Der stellvertretende Landrat Roman Haug betonte, die allgäu-schwäbischen Musikkapellen seien durch die Corona-Krise eingeschränkt gewesen, sie blieben aber „eine Macht“ im kulturellen Leben. Er hoffe, so Haug, dass die Kapellen wieder ihr früheres Niveau erreichen können, damit ihre Musik weiterhin die Kultur und die Region prägen können. Er habe gerade am frühen Morgen des Palmsonntags beim Kirchgang und einer ersten Palmprozession wieder einmal festgestellt: „Wenn eine Veranstaltung einen würdigen Rahmen haben soll, braucht man eine Musik dafür!“
Apropos Palmsonntag: Für den einzigen Kritikpunkt der Delegiertenversammlung sorgte die Terminwahl. Andreas Rest bat als Bezirksdirigent des Bezirks 13 Schwabmünchen darum, künftig Termine für die Delegiertenversammlung zu wählen, an denen nicht landauf, landab die Musikkapellen bei Veranstaltungen wie den Palmprozessionen zu Beginn der Karwoche eingebunden seien. Es sei sehr schade, wenn Musiker, Dirigenten oder Vorstände durch eine ASM-Versammlung an einem solchen Auftritt gehindert würden. Rainer Lohner erklärte, der ursprüngliche Termin habe bedauerlicherweise nochmals verschoben werden müssen und die möglichen Alternativtermine seien sehr spärlich gewesen, weil bereits jetzt die Veranstaltungen in den Bezirken spürbar mehr werden. Für die künftigen Versammlungen werde aber der Palmsonntag natürlich bestmöglich ausgespart.

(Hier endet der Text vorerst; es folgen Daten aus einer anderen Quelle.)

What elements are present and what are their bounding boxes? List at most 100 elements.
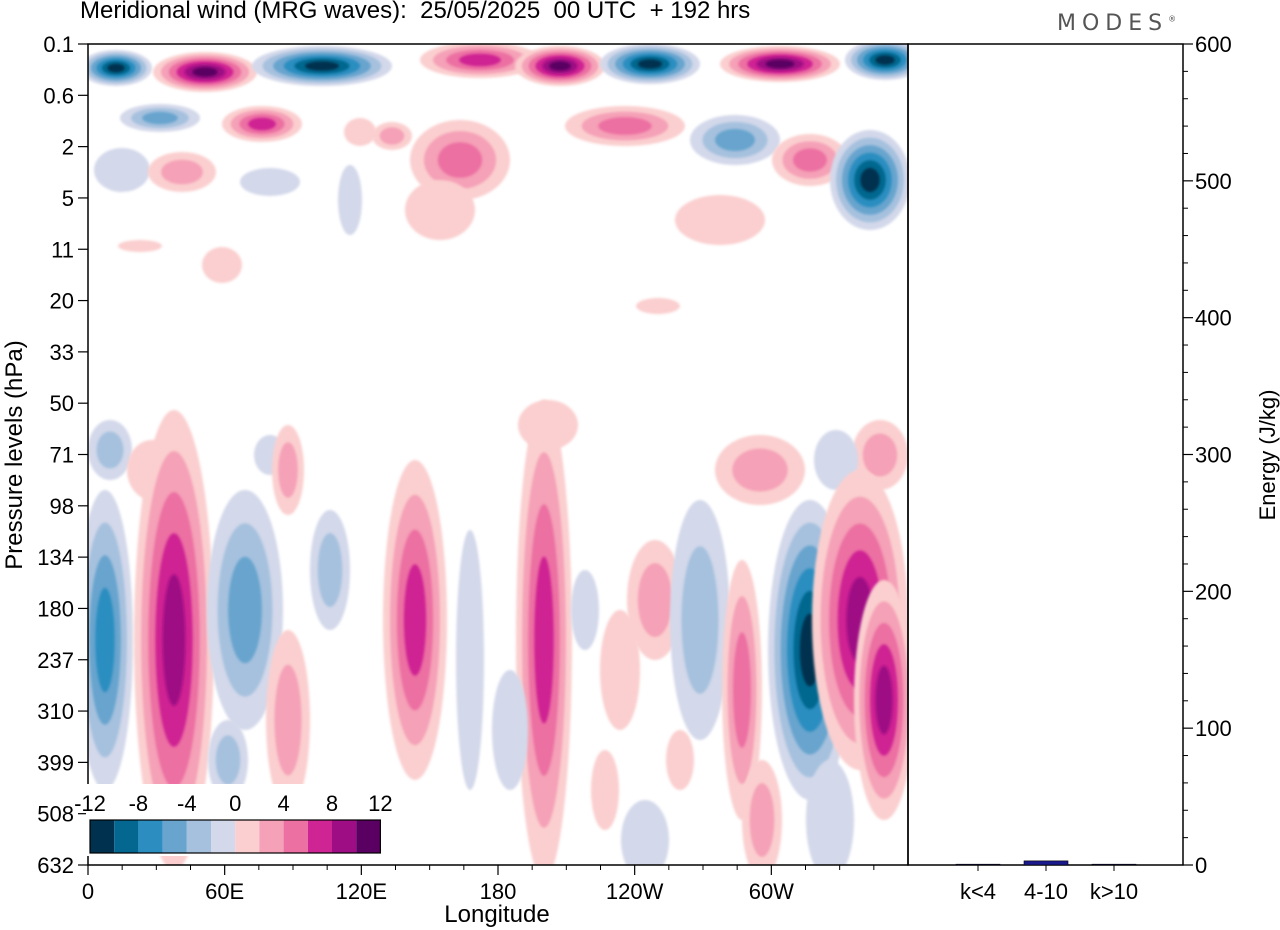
field-contour bbox=[379, 127, 405, 145]
field-contour bbox=[666, 730, 694, 790]
colorbar-label: -8 bbox=[129, 791, 149, 816]
field-contour bbox=[793, 148, 827, 172]
field-contour bbox=[228, 556, 262, 664]
colorbar-swatch bbox=[356, 820, 381, 853]
field-contour bbox=[875, 665, 893, 735]
y-tick-label: 180 bbox=[37, 596, 74, 621]
colorbar-label: 8 bbox=[326, 791, 338, 816]
colorbar-label: -12 bbox=[74, 791, 106, 816]
energy-frame bbox=[907, 43, 1184, 866]
y-tick-label: 508 bbox=[37, 802, 74, 827]
field-contour bbox=[549, 61, 571, 71]
registered-mark: ® bbox=[1168, 14, 1177, 24]
energy-tick-label: 300 bbox=[1195, 443, 1232, 468]
field-contour bbox=[749, 783, 775, 857]
field-contour bbox=[305, 61, 339, 71]
field-contour bbox=[161, 159, 203, 185]
colorbar: -12 -8 -4 0 4 8 12 bbox=[74, 784, 393, 856]
field-contour bbox=[118, 240, 162, 252]
field-contour bbox=[598, 117, 652, 135]
field-contour bbox=[806, 760, 854, 865]
x-axis-label: Longitude bbox=[444, 901, 549, 928]
energy-category-label: k<4 bbox=[960, 879, 996, 904]
field-contour bbox=[344, 118, 376, 146]
field-contour bbox=[437, 142, 483, 178]
energy-category-label: k>10 bbox=[1090, 879, 1138, 904]
field-contour bbox=[636, 298, 680, 314]
field-contour bbox=[733, 632, 751, 748]
field-contour bbox=[492, 670, 528, 790]
field-contour bbox=[591, 750, 619, 830]
colorbar-swatch bbox=[186, 820, 211, 853]
field-contour bbox=[860, 167, 880, 193]
field-contour bbox=[732, 448, 788, 492]
field-contour bbox=[215, 735, 241, 785]
field-contour bbox=[814, 430, 858, 490]
field-contour bbox=[637, 563, 673, 637]
energy-tick-label: 0 bbox=[1195, 853, 1207, 878]
field-contour bbox=[162, 574, 186, 706]
field-contour bbox=[202, 247, 242, 283]
y-tick-label: 310 bbox=[37, 699, 74, 724]
y-tick-label: 50 bbox=[50, 391, 74, 416]
energy-tick-label: 100 bbox=[1195, 716, 1232, 741]
field-contour bbox=[142, 111, 178, 125]
energy-bar bbox=[1023, 860, 1069, 866]
colorbar-label: -4 bbox=[177, 791, 197, 816]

Die musikalische Umrahmung der Delegiertenversammlung im Haus Oberstdorf übernahm die Musikkapelle Oberstdorf. Und auch sie sorgte übrigens für ein Novum: Mit der dreisätzigen Suite „Tirol 1809“ von Sepp Tanzer spannte sie einen konzertanten Rahmen über den Mittelteil der Versammlung und riss die Delegierten mit ihrem ausgefeilten Vortrag mit. Der „gastgebende“ Bezirksvorsitzende Stephan Thomae (MdB) vom Bezirk 2 Sonthofen bescheinigte diesem Werk, das vom Tiroler Volksaufstand des Jahres 1809 handelt, „geradezu deprimierende Aktualität“ angesichts des Krieges in der Ukraine. Thomae selbst ist stellvertretender Vorsitzender der deutsch-ukrainischen Parlamentariergruppe des Deutschen Bundestages und dankte den Musikkapellen für ihre weitreichende Unterstützung und Solidarität mit der ukrainischen Bevölkerung.